La soluzione a cui perviene l’Aquinate è che «l’informità della materia non va intesa come se essa fosse priva di ogni forma»[13] ma come un progressivo esplicarsi della perfezione in essa inscritta. «Ad un agente perfetto conviene produrre un effetto perfetto – spiega il filosofo – Ora non è necessario che questi sia subito in principio assolutamente perfetto secondo la sua natura, ma basta che lo sia in rapporto ad un tempo determinato: in questo senso si può dire che il bambino appena nato è perfetto».[14]

Superata l’aporia, possiamo ritornare alle tradizioni preclassiche.

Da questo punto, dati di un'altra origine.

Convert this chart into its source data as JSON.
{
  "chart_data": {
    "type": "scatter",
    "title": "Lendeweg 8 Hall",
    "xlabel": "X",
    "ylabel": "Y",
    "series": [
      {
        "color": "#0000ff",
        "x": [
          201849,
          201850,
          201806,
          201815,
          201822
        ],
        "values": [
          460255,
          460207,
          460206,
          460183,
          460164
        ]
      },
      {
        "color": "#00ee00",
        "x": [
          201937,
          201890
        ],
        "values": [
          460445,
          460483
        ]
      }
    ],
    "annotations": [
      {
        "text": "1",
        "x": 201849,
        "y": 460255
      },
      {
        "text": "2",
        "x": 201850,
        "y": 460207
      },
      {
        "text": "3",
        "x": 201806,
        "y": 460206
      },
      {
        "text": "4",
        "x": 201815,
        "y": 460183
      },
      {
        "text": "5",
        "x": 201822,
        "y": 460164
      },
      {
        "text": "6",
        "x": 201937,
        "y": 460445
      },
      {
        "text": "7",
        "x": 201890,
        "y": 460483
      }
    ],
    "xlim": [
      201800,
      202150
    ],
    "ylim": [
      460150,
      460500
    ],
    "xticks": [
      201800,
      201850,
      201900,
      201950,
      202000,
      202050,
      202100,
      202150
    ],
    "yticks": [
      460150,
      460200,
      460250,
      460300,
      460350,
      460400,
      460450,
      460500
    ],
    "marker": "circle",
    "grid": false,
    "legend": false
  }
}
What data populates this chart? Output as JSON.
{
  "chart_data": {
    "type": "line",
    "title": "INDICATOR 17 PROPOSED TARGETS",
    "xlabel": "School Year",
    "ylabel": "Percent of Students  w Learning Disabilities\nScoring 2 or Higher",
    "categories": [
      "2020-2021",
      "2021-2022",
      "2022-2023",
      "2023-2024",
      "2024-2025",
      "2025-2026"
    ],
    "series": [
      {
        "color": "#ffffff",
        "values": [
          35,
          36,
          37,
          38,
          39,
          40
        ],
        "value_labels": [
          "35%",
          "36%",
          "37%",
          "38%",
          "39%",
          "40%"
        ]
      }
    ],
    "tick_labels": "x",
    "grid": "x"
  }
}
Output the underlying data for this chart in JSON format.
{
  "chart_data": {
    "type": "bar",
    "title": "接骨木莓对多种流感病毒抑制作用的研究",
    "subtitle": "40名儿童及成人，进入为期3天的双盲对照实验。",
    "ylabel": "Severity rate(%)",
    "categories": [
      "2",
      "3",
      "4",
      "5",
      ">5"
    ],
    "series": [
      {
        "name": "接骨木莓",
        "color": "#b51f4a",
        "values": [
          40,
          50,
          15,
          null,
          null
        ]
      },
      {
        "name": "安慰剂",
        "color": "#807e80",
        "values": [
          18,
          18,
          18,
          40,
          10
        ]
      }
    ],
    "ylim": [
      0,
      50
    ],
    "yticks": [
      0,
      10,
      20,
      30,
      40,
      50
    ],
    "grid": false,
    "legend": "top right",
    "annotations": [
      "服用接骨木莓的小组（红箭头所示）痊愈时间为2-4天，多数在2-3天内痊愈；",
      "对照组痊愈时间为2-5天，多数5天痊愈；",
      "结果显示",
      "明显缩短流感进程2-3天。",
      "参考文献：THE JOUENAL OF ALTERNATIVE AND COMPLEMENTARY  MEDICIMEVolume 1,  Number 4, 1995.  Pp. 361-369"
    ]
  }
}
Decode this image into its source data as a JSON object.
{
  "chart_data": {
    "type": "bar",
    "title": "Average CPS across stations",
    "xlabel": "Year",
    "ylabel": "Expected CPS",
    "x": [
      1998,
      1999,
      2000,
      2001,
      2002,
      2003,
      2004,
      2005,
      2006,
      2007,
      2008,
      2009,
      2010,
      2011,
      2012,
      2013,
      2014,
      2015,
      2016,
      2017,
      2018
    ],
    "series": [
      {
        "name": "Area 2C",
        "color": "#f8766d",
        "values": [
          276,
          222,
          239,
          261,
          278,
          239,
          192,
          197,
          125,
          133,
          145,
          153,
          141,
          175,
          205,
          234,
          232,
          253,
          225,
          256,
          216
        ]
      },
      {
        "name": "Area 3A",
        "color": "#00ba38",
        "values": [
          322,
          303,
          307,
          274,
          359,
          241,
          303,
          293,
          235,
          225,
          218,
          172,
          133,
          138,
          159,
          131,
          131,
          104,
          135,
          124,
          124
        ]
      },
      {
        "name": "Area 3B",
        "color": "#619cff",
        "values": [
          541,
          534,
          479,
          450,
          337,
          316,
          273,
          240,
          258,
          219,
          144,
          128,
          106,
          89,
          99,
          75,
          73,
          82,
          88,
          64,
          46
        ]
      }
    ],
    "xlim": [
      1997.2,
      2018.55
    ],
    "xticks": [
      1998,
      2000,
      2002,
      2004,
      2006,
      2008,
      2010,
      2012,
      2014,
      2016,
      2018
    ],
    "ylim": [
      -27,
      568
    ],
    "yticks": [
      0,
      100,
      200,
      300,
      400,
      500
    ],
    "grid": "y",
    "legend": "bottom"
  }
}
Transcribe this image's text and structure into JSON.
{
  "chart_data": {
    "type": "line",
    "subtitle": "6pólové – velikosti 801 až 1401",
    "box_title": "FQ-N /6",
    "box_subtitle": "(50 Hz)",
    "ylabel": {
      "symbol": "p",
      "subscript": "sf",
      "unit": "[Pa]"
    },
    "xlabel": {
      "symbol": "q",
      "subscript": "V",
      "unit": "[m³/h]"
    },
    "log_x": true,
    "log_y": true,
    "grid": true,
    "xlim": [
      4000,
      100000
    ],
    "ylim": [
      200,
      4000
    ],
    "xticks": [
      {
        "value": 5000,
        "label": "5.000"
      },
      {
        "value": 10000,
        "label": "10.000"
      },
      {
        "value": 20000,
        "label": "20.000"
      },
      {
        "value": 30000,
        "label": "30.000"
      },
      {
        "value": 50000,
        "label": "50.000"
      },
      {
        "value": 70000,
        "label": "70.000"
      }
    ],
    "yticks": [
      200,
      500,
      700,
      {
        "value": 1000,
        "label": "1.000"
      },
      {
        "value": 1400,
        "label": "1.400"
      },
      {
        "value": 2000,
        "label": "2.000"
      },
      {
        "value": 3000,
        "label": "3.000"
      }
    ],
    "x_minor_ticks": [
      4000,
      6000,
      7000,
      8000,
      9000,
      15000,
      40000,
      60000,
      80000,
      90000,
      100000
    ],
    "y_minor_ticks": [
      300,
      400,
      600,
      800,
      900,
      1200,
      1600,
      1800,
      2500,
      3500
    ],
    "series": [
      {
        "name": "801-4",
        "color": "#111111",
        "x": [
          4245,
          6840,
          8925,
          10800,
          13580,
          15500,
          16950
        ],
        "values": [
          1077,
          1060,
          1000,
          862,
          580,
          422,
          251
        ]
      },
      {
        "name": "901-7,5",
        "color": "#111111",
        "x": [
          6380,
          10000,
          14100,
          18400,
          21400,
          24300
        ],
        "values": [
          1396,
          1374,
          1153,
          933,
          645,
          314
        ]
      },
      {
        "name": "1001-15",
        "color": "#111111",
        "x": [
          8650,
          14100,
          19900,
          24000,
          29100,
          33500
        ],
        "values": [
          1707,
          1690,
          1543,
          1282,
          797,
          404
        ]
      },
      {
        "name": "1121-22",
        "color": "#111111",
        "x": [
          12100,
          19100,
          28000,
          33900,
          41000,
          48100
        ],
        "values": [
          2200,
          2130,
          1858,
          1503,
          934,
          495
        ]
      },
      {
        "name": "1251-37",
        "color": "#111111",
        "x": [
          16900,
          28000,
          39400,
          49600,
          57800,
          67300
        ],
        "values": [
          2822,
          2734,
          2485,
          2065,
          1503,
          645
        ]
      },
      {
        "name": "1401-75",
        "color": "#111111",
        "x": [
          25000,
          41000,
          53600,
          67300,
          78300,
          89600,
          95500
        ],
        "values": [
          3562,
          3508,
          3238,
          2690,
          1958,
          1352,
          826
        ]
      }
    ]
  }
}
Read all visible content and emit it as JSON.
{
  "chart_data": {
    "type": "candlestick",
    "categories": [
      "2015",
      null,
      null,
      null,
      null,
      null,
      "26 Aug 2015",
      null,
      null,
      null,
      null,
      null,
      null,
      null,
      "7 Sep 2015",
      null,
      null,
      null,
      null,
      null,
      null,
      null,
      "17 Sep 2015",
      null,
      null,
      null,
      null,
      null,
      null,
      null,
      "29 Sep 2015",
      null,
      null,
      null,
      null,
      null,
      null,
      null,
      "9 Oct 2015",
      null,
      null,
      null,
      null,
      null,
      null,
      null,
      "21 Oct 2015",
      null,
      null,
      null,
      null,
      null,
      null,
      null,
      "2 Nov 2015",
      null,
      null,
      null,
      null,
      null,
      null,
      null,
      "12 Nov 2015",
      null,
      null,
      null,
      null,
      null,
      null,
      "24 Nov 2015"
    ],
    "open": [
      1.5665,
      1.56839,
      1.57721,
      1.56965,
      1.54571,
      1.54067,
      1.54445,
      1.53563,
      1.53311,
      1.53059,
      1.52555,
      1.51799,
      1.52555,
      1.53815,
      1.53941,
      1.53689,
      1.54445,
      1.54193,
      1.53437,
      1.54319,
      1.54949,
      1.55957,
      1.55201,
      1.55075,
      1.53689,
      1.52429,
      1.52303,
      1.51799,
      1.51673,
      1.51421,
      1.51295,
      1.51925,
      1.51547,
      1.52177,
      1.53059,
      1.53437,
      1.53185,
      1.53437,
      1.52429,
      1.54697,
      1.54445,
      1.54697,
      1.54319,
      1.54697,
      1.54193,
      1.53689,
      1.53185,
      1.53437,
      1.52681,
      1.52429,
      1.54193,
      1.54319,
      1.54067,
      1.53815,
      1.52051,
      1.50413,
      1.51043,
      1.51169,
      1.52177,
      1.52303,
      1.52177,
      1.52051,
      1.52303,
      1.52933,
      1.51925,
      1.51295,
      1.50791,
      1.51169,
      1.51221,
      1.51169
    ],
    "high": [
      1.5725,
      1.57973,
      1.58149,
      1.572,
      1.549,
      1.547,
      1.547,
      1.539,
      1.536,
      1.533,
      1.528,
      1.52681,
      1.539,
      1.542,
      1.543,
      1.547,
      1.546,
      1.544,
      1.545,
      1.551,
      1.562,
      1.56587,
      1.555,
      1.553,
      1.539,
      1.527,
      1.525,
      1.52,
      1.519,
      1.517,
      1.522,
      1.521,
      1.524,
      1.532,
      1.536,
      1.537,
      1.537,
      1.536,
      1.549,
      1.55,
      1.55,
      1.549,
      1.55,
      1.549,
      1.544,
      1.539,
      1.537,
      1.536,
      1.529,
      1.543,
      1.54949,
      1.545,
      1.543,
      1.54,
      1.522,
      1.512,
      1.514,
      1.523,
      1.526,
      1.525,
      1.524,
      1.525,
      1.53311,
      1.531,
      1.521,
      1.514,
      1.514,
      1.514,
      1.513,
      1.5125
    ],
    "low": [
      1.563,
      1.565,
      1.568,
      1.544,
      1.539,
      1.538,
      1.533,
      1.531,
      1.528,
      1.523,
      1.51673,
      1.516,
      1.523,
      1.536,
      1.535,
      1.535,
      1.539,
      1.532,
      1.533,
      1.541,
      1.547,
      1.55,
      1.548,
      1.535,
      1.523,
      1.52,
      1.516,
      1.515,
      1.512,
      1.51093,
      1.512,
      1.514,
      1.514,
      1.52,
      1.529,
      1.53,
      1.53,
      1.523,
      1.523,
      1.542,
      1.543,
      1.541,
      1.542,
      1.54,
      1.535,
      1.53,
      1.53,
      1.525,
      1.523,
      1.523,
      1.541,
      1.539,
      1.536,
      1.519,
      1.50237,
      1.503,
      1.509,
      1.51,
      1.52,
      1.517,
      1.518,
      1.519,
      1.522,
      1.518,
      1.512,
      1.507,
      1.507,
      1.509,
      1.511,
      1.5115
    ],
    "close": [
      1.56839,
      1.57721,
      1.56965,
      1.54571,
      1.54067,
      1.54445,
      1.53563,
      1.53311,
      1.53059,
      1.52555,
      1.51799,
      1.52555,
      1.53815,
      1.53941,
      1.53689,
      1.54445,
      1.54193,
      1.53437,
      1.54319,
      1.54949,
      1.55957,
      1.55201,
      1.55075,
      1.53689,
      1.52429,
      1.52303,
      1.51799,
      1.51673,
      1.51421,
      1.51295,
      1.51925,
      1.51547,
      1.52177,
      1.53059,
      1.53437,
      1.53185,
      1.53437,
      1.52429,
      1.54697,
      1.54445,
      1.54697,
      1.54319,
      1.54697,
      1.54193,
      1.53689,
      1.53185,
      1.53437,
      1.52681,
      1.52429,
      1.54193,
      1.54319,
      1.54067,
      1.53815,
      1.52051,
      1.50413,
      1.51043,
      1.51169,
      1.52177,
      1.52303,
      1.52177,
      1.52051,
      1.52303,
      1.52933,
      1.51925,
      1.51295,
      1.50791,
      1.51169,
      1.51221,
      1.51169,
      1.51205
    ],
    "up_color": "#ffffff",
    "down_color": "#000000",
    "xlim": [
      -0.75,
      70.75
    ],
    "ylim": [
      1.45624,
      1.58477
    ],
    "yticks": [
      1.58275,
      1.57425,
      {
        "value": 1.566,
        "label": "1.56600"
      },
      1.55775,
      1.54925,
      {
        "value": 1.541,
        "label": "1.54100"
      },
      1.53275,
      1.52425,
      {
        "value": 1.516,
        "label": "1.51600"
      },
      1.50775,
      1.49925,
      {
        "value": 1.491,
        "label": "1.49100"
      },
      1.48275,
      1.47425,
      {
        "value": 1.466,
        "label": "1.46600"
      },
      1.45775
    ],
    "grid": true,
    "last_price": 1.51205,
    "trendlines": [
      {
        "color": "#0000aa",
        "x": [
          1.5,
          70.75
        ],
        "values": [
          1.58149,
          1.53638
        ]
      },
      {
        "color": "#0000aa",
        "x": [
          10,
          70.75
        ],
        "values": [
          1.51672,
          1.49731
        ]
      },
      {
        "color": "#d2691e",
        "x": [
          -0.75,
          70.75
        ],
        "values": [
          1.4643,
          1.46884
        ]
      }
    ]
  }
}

II. Sinuhe, ovvero la disperazione del disordine cosmico

L’improvvisa morte del re, il faraone Senwosret, manda in crisi Sinuhe, un cortigiano con ruolo importante nella Residenza del sovrano[15]. L’ansia lo divora. Non sa cosa gli succederà e questo gli procura una crisi di panico. La ragione non serve a nulla, in momenti così difficili, e anche Sinuhe si lascia prendere dall’emotività. Abbandona la corte, i figli del faraone, le stanze della regina – presso cui svolgeva il proprio ruolo – e scappa via. Parte nottetempo, come fosse un ladro o un assassino. Sappiamo che non ha commesso nulla di male. Ma il caos politico e amministrativo che si sta preparando in città lo destabilizza. Avventure continue lo attendono sulla strada del deserto libico ed oltre, nell’immediato e negli anni a seguire, fino al momento in cui il re succeduto a quello servito da Sinuhe si interessa al suo caso, mandando messaggeri per convincerlo a far ritorno in Egitto: ormai anziano, con la gioiosa prospettiva della restituzione dell’onore dovuto al suo ruolo, e con l’aspettativa ancora più felice di una sepoltura secondo le tradizioni, canta la gloria del faraone e la restituzione alla società civile. Si tratta di una narrazione postuma, giacché Sinuhe è defunto: la sua anima ci informa di ogni passaggio, a partire da quel giorno in cui:

jw Hnw m sgr, (jw)/  jb.w m gmw (Sin. R 8-9)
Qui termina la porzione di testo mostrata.